Awstoken is a bash wrapper around awscli for easy temporary security credential generation for AWS API.
More about AWS temporary security credential here.
Main purpose is to be able easily to force MFA for all users even for API access. More about forcing MFA here. Now developers AWS_KEY will never be introduced into production :)
- awscli -
pip install awscli
- download .awstoken into your $HOME folder
- source .awstoken into your bash/zsh/ksh env
. ~/.awstoken
Easy way to install is with this command, it will download .awstoken into your $HOME folder and add . ~/.awstoken at the bottom of your rcfile
curl -s https://raw.githubusercontent.com/vandot/awstoken/master/install.sh | $SHELL
- Basic usage
awstoken -u user -t 123456 -a 012345678910 - You can specify different aws profiles defined inside
~/.aws/credentialsusing -p - For help
awstoken -h
You can put user and account variables inside profile block in ~/.aws/credentials, awscli just skips those values so credential file is still valid.
[default]
aws_access_key_id = AWSACCESSKEY
aws_secret_access_key = AWSSECRETACCESSKEY
user = username
account = 012345678910
You can choose to save your temporary credentials so you can reuse them in other shell.

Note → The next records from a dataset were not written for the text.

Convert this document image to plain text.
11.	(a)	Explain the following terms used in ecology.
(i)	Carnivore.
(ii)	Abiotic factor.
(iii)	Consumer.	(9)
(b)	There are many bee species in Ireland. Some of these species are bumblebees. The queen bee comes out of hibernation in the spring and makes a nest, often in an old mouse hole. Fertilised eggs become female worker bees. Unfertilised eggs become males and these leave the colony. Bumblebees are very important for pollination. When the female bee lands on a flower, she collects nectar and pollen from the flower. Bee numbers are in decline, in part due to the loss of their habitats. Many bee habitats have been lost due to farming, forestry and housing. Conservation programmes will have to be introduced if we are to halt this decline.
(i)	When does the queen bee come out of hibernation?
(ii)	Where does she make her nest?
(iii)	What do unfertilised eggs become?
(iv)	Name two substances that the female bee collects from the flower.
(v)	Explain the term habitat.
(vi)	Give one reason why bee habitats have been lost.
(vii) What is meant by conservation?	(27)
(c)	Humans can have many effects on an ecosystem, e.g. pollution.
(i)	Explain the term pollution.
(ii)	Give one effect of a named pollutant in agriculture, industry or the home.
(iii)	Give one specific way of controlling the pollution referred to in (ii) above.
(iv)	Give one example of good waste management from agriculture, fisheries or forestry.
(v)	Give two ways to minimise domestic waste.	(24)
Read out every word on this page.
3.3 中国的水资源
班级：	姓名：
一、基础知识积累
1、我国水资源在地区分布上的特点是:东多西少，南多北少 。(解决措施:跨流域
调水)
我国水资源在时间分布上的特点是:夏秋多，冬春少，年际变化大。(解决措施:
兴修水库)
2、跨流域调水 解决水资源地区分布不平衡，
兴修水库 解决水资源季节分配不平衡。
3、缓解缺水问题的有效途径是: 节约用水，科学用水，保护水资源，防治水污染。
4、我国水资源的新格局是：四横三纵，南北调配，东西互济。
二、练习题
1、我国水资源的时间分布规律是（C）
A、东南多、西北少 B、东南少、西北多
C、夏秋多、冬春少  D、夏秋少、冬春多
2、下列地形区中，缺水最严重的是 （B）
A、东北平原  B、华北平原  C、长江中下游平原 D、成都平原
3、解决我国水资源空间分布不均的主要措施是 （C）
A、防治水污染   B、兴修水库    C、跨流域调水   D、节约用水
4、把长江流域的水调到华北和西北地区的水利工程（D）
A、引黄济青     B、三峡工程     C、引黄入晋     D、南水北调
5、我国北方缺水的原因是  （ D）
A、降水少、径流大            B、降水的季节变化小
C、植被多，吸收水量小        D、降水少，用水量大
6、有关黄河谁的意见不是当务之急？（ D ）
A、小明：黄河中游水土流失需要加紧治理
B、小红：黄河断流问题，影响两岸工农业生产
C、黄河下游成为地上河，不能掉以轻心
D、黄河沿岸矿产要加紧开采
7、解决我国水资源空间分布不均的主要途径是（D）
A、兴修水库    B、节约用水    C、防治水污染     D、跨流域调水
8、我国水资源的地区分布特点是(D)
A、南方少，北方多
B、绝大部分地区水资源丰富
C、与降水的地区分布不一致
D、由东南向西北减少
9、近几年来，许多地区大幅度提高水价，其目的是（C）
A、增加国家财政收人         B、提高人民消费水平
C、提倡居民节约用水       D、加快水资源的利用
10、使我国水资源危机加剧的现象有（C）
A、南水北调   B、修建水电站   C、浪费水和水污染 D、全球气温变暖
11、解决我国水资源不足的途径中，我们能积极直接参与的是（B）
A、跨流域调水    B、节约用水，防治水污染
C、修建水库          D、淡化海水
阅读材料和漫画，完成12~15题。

To enable it you can manualy change INSECURE to true in ~/.awstoken or install it with insecure option
curl -s https://raw.githubusercontent.com/vandot/awstoken/master/install.sh | $SHELL -s -- insecure
To load temp credentials in other shell run command with selected profile
awstoken -p profile
After obtaining temporary security credentials using sts get-session-token sets and exports
- AWS_ACCESS_KEY_ID
- AWS_SECRET_ACCESS_KEY
- AWS_SESSION_TOKEN
Unless otherwise noted, the awstoken source files and binaries are distributed under the BSD-style license found in the LICENSE file.